Opinion: Four young men in Greensboro started the sit-in movement

Margaret Whitt is a retired English professor  who taught at the University of Denver for 27 years.
Margaret Whitt is a retired English professor who taught at the University of Denver for 27 years.

It was to be an early day, so I stopped by the local Dunkin Donuts to get some hot chocolate. The person in the truck ahead of me paid for my drink. So, thanks, truck-person. I was on my way to meet some Methodists in Black Mountain to head out to the International Civil Rights Center and Museum in Greensboro, just a few days after the 63rd anniversary of the sit-in that started the movement on Feb. 1, 1960.

All fall of ‘59 in Nashville, young activists, including the late John Lewis, were meeting with James Lawson and practicing nonviolent behavior in direct action activities such as sitting at a dime store lunch counter. But here were four young freshmen, still in their teens, students at North Carolina A&T. Maybe they weren’t aware of what was going on in Nashville. They were frequent shoppers at the Woolworth’s downtown on South Elm, an easy walk from campus. In a casual talk, they decided to make a statement and sit at the counter the following afternoon.

First, of course, they would buy something in another part of the store — toothpaste, school supplies — so when the waitress said to them “We don’t serve coloreds here,” they would be able to hold up their bagged purchase and say “But you just did.” One of them had come from his ROTC class and wore his uniform. The others wore ties. (It was a different day.) They weren’t served that day and they weren’t arrested, either. They waited politely until the store closed. And then they left.

Outside the door, a photographer, who had been alerted, took their picture as they walked away. This picture appeared in the Greensboro paper the following day, and the young men returned to the counter the next day. Others joined them. Soon, sit-ins began happening across the South. Many of the HBCU schools participated, and North Carolina led all other southern states in this movement.
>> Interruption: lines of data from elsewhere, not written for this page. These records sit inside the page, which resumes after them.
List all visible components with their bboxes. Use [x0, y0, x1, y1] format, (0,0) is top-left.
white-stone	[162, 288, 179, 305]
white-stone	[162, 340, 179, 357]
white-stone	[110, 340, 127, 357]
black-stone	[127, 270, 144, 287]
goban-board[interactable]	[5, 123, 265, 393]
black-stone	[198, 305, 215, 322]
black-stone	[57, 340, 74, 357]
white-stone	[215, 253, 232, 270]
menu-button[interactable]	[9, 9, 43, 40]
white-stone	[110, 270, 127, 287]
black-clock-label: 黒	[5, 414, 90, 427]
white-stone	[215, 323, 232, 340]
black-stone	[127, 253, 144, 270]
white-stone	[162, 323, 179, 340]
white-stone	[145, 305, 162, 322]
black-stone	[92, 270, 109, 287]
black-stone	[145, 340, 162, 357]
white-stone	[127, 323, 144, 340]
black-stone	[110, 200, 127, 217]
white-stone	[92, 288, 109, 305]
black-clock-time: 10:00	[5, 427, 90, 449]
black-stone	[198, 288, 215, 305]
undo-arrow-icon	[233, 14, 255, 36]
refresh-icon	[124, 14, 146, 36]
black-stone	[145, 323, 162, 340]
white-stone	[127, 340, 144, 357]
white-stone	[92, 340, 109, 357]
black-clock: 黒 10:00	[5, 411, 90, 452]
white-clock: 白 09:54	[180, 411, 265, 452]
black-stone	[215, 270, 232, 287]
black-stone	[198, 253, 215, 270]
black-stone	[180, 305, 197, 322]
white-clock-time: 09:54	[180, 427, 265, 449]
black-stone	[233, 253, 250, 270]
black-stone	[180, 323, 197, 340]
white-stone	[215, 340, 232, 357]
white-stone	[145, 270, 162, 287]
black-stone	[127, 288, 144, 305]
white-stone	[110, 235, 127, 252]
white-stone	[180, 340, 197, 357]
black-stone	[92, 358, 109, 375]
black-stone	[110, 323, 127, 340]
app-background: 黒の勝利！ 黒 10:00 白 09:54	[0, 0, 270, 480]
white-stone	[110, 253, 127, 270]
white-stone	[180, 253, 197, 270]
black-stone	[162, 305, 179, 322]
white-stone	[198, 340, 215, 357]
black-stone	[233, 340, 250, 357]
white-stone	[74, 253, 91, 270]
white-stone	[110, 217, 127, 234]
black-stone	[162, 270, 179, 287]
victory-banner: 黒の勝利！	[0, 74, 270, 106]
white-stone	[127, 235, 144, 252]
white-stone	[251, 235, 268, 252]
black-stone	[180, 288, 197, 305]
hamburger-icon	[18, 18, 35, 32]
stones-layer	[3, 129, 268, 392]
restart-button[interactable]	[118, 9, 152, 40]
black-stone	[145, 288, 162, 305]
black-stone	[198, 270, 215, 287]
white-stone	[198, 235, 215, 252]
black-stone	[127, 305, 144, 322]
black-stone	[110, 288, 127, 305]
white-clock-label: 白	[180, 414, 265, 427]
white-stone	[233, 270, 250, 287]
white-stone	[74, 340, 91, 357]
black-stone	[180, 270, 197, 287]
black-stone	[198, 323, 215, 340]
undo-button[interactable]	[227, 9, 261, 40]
Students from white schools soon joined the effort. Today we might call those young people student progressives. But it could have been anybody who had a sense of fair play, of understanding when it is hot outside you might just want a cold cola. The sit-in at this Woolworth’s in Greensboro lasted until the end of July — almost six months. Students were there every day and high schoolers came in the summertime, until better sense prevailed and that particular counter was, at last, integrated. Part of the counter was taken to the Smithsonian American History Museum to commemorate the beginning of the sit-in movement.

I like returning to these places where history was made and thinking about the time I lived through but seemed oblivious to at the time. I remember working as a checker at Winn-Dixie the summer of 1964, the year I graduated from high school. When it was time for me to leave for college, I asked the Black produce manager, a student at the HBCU Edward Waters College in Jacksonville, Florida, if he wanted to go to lunch. He looked up and said: “And where do you suppose we might go?” I quickly started my sentence: “Well, down to … (and as I pointed in the direction of the drugstore with a lunch counter, it dawned on me that we couldn’t go there.) Well, I could, but he couldn’t. I was white; he was Black. And this was three years after the sit-in movement had started. This drugstore still wasn’t integrated. I am not sure how we ended this awkward moment. I just know we didn’t have lunch together. Sometimes you have to be in the midst of these moments to have the reality hit you in the face.

Cassandra Williams, the educational programs coordinator at the museum, was our tour guide. She knows her stuff and doesn’t make a single misstep. Before retirement, I used to teach the history and literature of the civil rights movement, so I find myself on high alert when I listen to another. We have all traveled to places that require a tour, but the guides that are superior stand out. Ask for Cassandra when you decide to visit this first-rate museum.

And don’t forget a stop by North Carolina A&T administration building on Market Street, so you can spend just a moment looking in the larger-than-life faces of the four young freshmen who started this movement: David Richmond (1941-1990), Franklin McCain (1941-2014), Ezell Blair Jr. (1941-), Joseph McNeil (1942-).

Margaret Earley Whitt is a retired college professor and lives in Gerton.